Ofensas são mantidas e ameaçadas de intensificação
Em resposta à notícia da complementação da queixa-crime, Janones manteve seu discurso agressivo. Em nota publicada no dia 19 de julho de 2026, afirmou: “Vou continuar chamando ele (Flávio Bolsonaro) de bandido, miliciano e ladrão, pois é o que ele é. E eu ainda nem comecei, estou só no esquenta. Quando começar a campanha é que eu vou pôr pra torar”.

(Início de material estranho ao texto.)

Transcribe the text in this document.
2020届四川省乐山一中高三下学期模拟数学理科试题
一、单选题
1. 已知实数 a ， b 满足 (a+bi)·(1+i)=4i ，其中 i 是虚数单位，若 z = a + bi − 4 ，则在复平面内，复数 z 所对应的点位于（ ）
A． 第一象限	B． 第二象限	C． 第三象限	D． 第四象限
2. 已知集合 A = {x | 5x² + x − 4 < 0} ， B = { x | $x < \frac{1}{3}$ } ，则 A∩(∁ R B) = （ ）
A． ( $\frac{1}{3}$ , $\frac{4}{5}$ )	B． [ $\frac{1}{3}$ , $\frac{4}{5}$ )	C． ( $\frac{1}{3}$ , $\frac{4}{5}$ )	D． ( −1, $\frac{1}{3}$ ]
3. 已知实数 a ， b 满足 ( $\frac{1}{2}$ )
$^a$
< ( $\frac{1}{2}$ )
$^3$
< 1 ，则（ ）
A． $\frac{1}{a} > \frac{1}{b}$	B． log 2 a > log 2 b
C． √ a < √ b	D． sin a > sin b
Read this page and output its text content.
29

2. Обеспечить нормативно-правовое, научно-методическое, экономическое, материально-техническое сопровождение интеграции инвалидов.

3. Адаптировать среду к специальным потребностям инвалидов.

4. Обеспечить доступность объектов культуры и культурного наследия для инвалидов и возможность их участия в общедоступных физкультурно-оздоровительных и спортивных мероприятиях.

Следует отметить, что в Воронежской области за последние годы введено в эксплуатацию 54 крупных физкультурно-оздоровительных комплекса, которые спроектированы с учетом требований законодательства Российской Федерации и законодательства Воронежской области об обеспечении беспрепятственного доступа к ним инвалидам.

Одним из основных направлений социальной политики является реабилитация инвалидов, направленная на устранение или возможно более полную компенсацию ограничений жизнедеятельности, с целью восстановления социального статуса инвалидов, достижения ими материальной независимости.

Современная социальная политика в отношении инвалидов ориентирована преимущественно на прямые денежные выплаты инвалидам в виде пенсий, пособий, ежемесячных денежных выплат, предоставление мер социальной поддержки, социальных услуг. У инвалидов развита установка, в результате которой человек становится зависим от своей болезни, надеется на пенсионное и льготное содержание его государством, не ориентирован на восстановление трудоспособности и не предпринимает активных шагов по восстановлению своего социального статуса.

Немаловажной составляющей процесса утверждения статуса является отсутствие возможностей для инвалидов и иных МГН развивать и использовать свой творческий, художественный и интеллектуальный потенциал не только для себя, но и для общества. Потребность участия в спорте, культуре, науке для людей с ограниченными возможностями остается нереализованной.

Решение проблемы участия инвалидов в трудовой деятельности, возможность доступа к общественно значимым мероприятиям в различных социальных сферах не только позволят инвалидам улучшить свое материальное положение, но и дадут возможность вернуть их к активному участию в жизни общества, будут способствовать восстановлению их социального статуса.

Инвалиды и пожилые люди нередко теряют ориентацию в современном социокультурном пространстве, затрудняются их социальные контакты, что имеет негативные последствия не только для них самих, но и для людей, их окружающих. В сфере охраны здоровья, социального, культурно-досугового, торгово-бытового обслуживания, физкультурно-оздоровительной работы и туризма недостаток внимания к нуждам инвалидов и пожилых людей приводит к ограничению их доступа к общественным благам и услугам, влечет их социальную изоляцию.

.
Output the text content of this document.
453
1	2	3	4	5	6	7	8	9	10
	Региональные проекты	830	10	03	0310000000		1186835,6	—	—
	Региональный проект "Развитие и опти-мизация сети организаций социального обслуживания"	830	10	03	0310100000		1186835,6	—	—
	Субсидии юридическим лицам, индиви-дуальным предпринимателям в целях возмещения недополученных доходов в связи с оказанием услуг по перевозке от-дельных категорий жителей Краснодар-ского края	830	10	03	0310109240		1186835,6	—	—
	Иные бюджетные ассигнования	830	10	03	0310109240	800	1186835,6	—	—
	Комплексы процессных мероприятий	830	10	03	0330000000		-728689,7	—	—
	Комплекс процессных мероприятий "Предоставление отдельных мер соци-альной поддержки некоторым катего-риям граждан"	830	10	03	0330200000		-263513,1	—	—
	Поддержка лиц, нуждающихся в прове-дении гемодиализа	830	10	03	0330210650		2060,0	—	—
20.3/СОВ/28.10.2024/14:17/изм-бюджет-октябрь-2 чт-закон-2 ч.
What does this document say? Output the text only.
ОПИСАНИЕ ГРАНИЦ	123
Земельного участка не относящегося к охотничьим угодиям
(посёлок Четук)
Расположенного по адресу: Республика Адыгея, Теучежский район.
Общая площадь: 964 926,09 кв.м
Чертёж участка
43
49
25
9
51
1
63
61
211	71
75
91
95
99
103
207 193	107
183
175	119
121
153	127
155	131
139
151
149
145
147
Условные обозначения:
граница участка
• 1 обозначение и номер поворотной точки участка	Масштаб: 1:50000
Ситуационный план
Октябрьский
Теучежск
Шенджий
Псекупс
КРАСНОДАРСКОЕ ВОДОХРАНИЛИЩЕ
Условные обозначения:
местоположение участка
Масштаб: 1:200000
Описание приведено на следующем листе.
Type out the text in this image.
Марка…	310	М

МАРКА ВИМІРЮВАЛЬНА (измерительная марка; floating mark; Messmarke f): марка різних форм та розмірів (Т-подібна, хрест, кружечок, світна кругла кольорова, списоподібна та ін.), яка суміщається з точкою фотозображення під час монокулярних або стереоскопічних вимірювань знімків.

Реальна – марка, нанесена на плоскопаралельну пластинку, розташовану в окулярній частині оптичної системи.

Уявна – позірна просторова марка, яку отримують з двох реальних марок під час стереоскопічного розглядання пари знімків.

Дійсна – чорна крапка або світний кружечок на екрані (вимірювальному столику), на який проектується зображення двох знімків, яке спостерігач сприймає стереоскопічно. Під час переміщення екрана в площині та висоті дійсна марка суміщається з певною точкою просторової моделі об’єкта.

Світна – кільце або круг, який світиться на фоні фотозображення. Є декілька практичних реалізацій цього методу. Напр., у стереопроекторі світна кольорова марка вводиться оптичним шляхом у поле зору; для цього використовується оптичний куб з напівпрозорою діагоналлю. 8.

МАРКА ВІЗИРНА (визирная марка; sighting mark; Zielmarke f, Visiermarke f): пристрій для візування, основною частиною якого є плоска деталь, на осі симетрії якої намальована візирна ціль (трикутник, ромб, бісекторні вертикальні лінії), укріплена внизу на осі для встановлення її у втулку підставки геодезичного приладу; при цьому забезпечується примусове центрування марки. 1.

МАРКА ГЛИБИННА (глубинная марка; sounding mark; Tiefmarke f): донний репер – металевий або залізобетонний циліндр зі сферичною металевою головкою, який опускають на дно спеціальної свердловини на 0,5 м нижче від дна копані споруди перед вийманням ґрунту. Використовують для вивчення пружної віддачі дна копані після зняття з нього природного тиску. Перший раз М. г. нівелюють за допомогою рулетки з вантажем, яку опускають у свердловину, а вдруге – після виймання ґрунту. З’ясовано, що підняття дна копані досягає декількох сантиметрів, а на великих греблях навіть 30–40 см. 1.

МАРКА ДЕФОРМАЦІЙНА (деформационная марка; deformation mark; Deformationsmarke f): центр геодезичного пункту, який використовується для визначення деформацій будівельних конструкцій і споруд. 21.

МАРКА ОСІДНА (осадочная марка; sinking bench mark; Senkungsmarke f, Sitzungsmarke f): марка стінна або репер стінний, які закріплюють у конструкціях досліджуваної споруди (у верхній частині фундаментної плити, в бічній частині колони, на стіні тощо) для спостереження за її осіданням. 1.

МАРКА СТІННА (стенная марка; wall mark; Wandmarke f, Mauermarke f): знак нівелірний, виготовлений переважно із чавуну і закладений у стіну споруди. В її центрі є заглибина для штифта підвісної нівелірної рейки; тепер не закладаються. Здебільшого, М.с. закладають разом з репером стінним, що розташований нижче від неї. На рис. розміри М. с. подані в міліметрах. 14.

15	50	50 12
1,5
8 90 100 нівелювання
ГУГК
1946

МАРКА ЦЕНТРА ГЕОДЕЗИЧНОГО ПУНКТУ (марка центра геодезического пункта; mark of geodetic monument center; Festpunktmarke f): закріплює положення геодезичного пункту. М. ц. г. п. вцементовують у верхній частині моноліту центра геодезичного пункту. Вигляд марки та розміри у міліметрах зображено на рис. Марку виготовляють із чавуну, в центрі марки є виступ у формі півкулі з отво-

A escalada de linguagem foi reforçada em publicação na plataforma X, onde o deputado declarou ter como meta a “dizimação e o extermínio completo do Bolsonarismo da face da terra”. Para a defesa de Flávio, tais declarações não apenas reiteram as ofensas, mas as integram a um plano sistemático de difamação.
STF analisará padrão de conduta para definir desdobramentos
O STF deverá avaliar se as declarações de Janones configuram não apenas ofensas pontuais, mas um padrão reiterado de comportamento passível de sanções penais. A nova documentação apresentada pela defesa de Flávio Bolsonaro poderá influenciar na decisão sobre a admissibilidade da queixa-crime, que já tramita no tribunal. Caso seja aceita, o deputado poderá responder por injúria e difamação, crimes previstos no Código Penal Brasileiro.